Charles proposes five practices for moving beyond the polarization which currently dominates so much of contemporary church (and contemporary political) discourse:

(1) Humility. We are finite, flawed beings and are prone to making serious mistakes. We need to enter into discussions and arguments with this at the very front of our minds — not only in being comfortable with someone challenging our point of view, but also reserving the right to change our mind when our argument is shown to be problematic.

(2) Solidarity with our conversation partner. This involves active listening, presuming that one has something to learn, and (if possible) getting to know the other personally beyond an abstraction.
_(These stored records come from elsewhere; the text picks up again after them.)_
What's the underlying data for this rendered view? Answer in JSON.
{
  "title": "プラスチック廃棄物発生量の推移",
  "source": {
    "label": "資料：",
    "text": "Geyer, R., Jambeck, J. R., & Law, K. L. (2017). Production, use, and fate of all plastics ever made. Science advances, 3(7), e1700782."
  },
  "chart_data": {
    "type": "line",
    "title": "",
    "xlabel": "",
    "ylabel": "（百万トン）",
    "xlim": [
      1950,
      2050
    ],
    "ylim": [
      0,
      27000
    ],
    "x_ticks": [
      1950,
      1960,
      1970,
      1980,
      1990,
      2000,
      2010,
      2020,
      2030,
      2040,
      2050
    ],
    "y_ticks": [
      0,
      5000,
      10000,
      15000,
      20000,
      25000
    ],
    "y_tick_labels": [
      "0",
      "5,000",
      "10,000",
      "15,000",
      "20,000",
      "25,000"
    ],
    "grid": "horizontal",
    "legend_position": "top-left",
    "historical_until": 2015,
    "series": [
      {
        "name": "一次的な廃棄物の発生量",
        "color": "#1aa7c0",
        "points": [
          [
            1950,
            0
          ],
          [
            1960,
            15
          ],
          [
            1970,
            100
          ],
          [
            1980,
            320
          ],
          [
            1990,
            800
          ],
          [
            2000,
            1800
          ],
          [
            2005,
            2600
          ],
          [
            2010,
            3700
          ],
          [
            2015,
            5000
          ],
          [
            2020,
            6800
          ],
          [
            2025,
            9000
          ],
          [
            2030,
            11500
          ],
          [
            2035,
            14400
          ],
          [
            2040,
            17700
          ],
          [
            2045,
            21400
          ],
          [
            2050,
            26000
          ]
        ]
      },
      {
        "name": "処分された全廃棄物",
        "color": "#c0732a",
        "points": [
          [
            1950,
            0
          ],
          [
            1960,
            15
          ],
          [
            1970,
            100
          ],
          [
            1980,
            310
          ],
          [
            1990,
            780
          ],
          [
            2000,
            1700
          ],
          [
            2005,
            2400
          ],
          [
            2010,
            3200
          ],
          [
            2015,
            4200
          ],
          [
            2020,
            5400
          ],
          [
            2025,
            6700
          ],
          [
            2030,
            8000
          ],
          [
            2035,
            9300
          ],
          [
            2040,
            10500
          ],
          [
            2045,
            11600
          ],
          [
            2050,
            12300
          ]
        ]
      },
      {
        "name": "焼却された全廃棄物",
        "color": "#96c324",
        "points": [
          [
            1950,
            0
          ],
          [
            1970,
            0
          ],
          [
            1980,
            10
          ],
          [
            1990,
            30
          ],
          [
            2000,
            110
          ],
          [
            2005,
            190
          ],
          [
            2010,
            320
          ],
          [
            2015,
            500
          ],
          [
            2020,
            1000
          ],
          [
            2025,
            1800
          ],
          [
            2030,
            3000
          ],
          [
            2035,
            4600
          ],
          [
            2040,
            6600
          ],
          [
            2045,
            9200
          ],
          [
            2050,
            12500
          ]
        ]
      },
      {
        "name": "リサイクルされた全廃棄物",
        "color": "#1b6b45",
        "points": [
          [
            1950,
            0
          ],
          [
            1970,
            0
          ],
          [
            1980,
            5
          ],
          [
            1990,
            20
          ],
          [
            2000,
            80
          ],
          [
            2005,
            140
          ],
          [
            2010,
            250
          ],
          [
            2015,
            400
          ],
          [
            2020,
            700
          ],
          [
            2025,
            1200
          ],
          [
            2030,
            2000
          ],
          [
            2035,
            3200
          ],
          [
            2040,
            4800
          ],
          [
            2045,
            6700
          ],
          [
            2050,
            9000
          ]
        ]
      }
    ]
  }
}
Never reduce the other to what you suspect are “secret personal motivations.” Instead, give your partner the courtesy of carefully responding to the actual idea or argument that he or she is offering for your consideration.

(3) Avoiding binary thinking. The issues that are seriously debated in our public sphere are almost always too complex to fit into simplistic categories like liberal/conservative, religious/secular, open/close-minded, pro-life/pro-choice, etc. Furthermore, it sets up a framework in which taking one side automatically defines one against “the other side” — thus further limiting serious and open engagement.

(4) Avoiding fence-building and dismissive words and phrases. It might feel good to score these rhetorical points, but doing so is one of the major contributors to our polarized discourse. Let us simply stop using words and phrases like: radical feminist, war on women, neocon, limousine liberal, prude, heretic, tree-hugger, anti-science, anti-life, and so on. Instead, use language that engages and draws the other into a fruitful engage of ideas.

(5) Leading with what you are for. Not only is this the best way to make a convincing case for the view you currently hold, but this practice often reveals that we are actually after very similar things and simply need to be able to talk in an open and coherent way about the best plan for getting there.